Aber: hier gibt es bislang keine Knochen mit solchen Mehrfachverletzungen. Hinzu kommt: Der Fundplatz ist durch die Lage im Fluss Tollense auch stark durcheinander gewirbelt. Das heißt, dieses Massengrab aus Nord-Spanien lässt sich einfach besser untersuchen. Spannend ist bei diesem Fund außerdem, dass es hier erstmals in der Menschheitsgeschichte einen Beleg, für einen länger währenden Konflikt oder Krieg, gibt.

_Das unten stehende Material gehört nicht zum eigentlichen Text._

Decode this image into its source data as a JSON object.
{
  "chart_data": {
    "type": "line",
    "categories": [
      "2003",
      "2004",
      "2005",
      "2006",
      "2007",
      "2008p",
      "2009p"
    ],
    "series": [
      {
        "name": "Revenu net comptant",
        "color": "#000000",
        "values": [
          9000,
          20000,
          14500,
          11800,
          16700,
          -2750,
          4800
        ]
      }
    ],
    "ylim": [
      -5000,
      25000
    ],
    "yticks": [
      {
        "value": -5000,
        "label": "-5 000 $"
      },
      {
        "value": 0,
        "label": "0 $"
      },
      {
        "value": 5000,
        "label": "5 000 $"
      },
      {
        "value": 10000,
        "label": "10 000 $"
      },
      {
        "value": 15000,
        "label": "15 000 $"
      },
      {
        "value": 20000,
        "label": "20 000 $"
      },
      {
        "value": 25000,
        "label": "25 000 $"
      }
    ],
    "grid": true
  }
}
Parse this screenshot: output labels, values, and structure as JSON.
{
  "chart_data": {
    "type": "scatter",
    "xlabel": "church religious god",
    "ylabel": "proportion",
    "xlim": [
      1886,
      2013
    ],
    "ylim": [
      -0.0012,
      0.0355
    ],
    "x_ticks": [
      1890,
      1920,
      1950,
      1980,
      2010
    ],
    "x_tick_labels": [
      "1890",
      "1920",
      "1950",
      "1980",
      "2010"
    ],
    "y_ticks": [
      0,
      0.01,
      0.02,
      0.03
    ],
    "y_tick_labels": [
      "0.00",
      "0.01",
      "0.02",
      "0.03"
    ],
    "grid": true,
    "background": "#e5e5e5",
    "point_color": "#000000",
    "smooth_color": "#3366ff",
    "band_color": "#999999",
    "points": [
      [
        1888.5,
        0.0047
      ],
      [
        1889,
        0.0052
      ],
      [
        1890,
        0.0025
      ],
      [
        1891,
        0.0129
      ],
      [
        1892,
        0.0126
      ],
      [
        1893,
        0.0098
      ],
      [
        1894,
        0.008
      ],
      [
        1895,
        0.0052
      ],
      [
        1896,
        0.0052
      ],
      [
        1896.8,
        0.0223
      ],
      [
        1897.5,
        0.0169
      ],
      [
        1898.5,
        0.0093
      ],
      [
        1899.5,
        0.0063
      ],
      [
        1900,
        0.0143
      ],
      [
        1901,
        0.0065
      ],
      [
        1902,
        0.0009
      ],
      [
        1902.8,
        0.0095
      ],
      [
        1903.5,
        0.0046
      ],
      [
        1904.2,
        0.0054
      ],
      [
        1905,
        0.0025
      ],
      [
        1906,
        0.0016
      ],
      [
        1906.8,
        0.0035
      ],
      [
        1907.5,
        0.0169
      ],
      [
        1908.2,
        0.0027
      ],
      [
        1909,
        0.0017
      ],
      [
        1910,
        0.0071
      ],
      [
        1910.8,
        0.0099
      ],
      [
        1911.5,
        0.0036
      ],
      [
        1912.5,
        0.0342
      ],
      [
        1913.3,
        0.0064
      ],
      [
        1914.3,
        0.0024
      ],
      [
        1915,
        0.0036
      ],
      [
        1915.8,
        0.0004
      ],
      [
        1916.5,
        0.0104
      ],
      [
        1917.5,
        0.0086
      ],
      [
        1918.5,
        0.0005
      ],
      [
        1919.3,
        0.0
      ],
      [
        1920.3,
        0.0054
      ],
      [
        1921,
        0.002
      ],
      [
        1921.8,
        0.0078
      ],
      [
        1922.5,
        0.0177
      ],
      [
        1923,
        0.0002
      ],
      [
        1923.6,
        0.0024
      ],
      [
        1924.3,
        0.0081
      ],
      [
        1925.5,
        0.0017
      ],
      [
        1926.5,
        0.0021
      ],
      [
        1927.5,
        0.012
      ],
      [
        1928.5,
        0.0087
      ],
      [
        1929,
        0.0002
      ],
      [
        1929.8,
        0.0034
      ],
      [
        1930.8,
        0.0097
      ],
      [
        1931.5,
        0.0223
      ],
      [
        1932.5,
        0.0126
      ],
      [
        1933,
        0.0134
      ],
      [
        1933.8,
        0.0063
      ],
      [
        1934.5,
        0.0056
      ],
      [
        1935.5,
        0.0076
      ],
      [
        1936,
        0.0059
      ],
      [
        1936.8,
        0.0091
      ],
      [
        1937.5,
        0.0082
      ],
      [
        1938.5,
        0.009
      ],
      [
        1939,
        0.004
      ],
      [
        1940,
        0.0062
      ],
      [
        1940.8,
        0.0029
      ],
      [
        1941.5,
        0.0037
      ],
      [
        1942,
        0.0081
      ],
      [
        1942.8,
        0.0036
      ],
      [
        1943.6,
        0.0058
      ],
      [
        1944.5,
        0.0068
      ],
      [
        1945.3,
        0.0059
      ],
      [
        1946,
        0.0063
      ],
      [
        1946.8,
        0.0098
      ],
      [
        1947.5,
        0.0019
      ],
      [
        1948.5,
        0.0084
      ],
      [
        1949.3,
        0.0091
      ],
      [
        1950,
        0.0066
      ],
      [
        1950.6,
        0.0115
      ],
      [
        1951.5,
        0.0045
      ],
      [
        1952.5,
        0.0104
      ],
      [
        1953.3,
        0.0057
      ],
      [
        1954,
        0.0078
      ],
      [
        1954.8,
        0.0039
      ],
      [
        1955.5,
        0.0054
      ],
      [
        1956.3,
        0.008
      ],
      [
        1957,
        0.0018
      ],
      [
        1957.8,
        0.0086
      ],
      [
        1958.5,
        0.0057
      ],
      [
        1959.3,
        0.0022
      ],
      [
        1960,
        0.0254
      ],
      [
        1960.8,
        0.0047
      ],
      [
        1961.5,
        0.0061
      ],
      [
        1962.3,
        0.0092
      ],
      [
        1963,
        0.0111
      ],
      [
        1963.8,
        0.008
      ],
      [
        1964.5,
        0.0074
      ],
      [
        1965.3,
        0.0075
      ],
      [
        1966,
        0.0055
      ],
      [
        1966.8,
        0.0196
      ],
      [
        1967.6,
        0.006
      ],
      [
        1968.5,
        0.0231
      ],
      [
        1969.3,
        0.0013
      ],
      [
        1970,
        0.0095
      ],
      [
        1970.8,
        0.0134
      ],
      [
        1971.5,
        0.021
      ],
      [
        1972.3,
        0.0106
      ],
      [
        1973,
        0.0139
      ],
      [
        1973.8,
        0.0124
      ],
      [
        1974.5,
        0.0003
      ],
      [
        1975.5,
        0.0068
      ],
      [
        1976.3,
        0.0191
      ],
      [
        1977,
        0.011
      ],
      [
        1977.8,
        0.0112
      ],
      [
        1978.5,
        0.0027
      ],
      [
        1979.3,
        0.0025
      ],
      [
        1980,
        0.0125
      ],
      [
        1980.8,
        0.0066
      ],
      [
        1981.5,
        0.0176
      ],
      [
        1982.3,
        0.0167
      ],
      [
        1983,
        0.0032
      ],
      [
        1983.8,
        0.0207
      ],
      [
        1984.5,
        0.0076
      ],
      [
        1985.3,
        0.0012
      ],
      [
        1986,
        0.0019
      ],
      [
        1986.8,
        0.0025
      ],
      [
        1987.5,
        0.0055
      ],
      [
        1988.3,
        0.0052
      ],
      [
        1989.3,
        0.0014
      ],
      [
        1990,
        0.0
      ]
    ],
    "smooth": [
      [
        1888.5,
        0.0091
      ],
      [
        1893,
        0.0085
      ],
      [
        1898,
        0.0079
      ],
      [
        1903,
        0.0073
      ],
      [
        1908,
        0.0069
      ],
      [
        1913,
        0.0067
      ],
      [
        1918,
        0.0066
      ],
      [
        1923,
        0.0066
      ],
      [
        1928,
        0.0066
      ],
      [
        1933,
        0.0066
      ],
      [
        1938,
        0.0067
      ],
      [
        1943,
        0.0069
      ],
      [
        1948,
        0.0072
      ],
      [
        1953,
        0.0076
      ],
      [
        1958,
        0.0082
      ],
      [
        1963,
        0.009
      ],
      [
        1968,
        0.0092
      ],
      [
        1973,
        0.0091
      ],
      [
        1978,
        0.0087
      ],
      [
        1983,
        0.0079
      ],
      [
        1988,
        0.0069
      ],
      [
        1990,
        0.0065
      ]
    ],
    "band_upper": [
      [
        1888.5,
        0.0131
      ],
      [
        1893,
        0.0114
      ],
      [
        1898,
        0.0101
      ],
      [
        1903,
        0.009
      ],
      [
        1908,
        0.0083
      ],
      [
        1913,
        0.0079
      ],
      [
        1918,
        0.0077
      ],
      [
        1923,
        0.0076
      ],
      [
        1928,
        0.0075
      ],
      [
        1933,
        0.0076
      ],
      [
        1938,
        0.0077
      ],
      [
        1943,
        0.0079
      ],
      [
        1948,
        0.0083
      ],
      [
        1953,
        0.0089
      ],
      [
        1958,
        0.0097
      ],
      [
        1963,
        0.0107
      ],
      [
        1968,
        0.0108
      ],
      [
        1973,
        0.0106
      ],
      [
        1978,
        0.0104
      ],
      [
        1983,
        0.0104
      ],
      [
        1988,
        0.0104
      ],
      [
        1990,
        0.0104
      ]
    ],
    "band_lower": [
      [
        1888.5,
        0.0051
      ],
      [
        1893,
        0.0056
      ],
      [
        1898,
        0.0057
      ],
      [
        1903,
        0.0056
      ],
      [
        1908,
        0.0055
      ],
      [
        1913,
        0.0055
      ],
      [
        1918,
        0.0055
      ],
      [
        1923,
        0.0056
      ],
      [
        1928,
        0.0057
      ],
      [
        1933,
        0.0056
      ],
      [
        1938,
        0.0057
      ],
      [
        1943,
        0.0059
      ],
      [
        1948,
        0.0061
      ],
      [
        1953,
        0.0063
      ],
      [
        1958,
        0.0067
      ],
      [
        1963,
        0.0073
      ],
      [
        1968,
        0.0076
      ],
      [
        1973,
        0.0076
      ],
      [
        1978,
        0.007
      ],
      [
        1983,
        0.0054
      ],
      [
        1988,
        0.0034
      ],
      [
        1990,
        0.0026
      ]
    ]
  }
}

Viele Skelette liegen in einem sich deutlich abzeichnenden Befund. Alles liegt kreuz und quer.

Ein Blick in die Grabkammer zeigt das ganze Ausmaß dieses Krieges (Bild: SJAPL).

Dafür das es immer wieder zu Gewalt kam. Die Frage, die sich dabei stellt, ist: Worum ging es eigentlich? Diese Frage kann man mit den aktuellen Möglichkeiten der Forschung nicht beantworten. Aber. Es muss wichtig genug gewesen sein, dass die Gewalt über einen längeren Zeitraum kein Ende nahm. Es muss etwas Bedeutendes passiert sein, in der Lebenswelt der Menschen vor 5.000 Jahren im heutigen Spanien.